I sensed the three-quarters-full house I watched the film with looking on with a kind of quietly amused bafflement, and I began to wonder whether that was the reason for the film's colossal success - that Gerwig had fashioned such an enjoyable muddle that folks have been going back to Barbie two or three times, the better to settle into its very online, fifteen-Tweets-a-minute rhythms and figure out what - if anything - was actually being conveyed.
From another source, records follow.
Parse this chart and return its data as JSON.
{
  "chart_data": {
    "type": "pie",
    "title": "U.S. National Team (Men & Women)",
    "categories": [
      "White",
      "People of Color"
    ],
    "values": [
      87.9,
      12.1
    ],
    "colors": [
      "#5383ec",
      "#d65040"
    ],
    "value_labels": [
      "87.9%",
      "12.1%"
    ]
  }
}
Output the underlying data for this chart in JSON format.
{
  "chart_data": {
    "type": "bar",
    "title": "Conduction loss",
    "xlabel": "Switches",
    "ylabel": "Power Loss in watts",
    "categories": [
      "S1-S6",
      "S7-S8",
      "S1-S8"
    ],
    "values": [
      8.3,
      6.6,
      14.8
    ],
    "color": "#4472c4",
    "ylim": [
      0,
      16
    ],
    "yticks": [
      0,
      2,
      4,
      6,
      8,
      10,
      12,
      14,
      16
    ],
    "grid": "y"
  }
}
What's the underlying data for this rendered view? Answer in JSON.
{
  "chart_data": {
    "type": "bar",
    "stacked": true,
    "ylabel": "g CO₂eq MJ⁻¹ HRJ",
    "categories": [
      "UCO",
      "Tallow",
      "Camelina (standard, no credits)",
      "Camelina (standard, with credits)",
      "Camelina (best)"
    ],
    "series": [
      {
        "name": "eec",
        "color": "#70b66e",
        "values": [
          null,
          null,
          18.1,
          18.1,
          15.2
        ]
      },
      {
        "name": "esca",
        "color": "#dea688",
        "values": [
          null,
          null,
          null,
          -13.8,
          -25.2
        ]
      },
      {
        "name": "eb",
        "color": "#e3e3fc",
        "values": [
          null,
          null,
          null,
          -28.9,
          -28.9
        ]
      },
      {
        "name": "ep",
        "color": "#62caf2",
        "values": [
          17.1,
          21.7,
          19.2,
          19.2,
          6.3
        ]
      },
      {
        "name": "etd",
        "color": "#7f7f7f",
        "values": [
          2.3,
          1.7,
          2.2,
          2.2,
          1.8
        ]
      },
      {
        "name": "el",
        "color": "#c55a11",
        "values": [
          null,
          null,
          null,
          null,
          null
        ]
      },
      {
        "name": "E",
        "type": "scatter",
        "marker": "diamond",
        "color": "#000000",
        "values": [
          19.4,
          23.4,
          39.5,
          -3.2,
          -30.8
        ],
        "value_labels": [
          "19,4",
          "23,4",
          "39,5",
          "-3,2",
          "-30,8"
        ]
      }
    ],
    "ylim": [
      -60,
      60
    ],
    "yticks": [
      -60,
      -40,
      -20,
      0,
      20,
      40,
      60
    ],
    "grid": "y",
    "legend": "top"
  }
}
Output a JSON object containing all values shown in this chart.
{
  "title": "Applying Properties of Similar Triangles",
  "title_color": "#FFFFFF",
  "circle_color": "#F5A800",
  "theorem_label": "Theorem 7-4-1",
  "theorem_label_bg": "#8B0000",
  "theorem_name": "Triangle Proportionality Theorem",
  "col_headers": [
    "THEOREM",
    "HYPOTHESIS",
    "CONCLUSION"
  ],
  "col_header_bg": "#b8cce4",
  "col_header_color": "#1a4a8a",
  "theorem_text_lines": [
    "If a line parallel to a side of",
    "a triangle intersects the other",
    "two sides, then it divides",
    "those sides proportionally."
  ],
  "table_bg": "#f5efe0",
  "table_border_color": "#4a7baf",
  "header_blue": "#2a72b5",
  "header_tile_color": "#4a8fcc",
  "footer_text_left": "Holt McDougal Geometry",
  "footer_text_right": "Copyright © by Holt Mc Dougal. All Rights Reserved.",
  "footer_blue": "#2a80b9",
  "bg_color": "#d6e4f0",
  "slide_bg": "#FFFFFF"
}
In some way, that would be encouraging: much as under-deodorised boys returned to Inception and Tenet to mull Nolan's virtuosity, it would mean there's now a crowd prepared to try and decipher a film that sets itself the near-impossible challenge of speaking for every woman simultaneously. (Crack the code to learn what women really want.) And even the semiotic messiness is inextricable from one of the film's pleasures (joys?), which is that this is recognisably a film made by artists rather than algorithms, a fact borne out in Gerwig's unfailingly generous close-ups of every last Barbie and Ken (and Allan). The pick of them, inevitably, go to Robbie, giving a masterclass in troubled airheadedness only a whipsmart performer could pull off; Gosling has to make do with stealing the backs and sides of his scenes around her. The dysfunction plaguing the studio system is such that Warner Bros' first response to Barbie's success was not to announce more movies starring these two or featuring the many other talents involved, but a further raft of films inspired by the Mattel back catalogue. They really are Kens, which is one reason Barbie seems unlikely to change the filmmaking landscape, much less the world, for the better. But the film is fun - or at least fun enough to make even a joyless wretch like me chuckle at regular intervals in the middle of this greyest and most miserable of summers.
Barbie is now playing in cinemas nationwide.